His cartoons are a sharp, visual comment on the social and political landscape of the
time. Specific issues of the moment, the political developments after Sri Lanka's
independence and the far-reaching social and cultural changes or 'perali' in the 1950s
found expression in the incisive, biting humour of his brilliant line-work. In
everything the essential human aspect dominates, (as Tarzie Vittachi, his colleague once
wrote, political parties may come and go, but human nature goes on for ever).

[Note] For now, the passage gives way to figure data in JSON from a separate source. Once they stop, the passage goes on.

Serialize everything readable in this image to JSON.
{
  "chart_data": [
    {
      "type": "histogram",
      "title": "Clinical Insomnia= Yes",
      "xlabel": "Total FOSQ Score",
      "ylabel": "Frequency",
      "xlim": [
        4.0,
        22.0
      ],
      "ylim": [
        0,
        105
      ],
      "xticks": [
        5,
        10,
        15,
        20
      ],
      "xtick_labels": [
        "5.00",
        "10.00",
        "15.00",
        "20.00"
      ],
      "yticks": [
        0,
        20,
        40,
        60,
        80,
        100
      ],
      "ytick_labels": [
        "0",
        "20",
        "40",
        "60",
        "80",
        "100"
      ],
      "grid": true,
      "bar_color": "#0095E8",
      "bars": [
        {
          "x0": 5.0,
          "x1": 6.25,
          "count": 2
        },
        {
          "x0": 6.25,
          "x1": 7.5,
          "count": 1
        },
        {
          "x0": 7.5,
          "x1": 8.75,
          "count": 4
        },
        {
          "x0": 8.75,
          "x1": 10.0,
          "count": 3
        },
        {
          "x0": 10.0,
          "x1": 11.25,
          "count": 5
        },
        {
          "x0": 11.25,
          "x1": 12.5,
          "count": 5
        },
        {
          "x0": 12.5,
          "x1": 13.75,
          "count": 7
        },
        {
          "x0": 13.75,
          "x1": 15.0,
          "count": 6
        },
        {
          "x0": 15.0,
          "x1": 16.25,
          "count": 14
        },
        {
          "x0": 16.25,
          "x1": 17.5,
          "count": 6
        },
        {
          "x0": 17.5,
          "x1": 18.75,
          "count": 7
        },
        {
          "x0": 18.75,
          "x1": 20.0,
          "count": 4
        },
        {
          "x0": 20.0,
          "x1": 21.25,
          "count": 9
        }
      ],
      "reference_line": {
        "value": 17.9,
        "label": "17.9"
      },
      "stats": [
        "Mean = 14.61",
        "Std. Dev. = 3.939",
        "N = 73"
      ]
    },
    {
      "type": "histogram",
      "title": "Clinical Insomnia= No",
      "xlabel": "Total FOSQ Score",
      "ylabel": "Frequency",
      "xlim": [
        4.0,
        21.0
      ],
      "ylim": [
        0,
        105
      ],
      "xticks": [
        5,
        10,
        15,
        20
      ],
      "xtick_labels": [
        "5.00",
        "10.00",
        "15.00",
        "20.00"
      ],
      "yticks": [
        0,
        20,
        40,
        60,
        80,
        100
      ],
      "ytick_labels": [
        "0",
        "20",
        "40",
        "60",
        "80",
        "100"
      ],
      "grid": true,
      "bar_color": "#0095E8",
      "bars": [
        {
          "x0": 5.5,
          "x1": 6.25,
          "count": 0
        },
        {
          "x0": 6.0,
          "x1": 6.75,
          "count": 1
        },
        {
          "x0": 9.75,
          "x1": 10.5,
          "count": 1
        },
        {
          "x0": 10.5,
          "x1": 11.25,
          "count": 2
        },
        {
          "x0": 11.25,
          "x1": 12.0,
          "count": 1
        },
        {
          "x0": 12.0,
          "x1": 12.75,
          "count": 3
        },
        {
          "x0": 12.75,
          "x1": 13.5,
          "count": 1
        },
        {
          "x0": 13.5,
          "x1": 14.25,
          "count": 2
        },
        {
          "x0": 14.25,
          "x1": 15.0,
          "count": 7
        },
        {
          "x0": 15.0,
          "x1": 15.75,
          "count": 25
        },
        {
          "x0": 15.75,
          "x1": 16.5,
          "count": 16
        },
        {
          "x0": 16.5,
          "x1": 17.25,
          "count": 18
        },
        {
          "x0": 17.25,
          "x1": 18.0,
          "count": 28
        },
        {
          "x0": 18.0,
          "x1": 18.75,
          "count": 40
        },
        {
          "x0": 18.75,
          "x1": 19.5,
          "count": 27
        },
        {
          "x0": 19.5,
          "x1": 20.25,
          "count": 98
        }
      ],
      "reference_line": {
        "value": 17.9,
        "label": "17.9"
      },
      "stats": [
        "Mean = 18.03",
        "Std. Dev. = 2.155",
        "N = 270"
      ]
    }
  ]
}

Collette is the creator of the harassed, harried, hapless but nevertheless heroic
Citizen Per-r-ra victim of politics, politicians and even an often unfriendly Providence,
Citizen Per-r-ra lives on.
One can debate the "correctness" of Collette's particular political analysis
of the people and events which became grist to his crushing mill, but his best work ranks
with the best anywhere. His sly deflation of the puffed up pride and pomposity of
politics, as he saw it, however goes well beyond the specific Ceylonese setting which
animated him.
His work not merely lays open with surgical precision the individual personality quirks
of those whom he caricatured, but also taps the universal foibles they symbolise. It
is therefore no wonder that his work has been happily received in Australia, Malaysia and
other places as well.
The portrait sketches of George Keyt, Ivan Peries and others of the '43 Group pantheon
are works of a master achieved with economy, accuracy of line, and an unfailing touch of
affection and humour.
Collette's paintings tend to rely primarily on the expressiveness of his line rather
than colour or form. In "Tamil labourers", for example, the outstretched
lefthand of the man graphically conveys the weight and strain of the bucket he carries.
A certain dignity and "soul" is endowed upon the simple human figures
recalling the work of Goya and Daumier.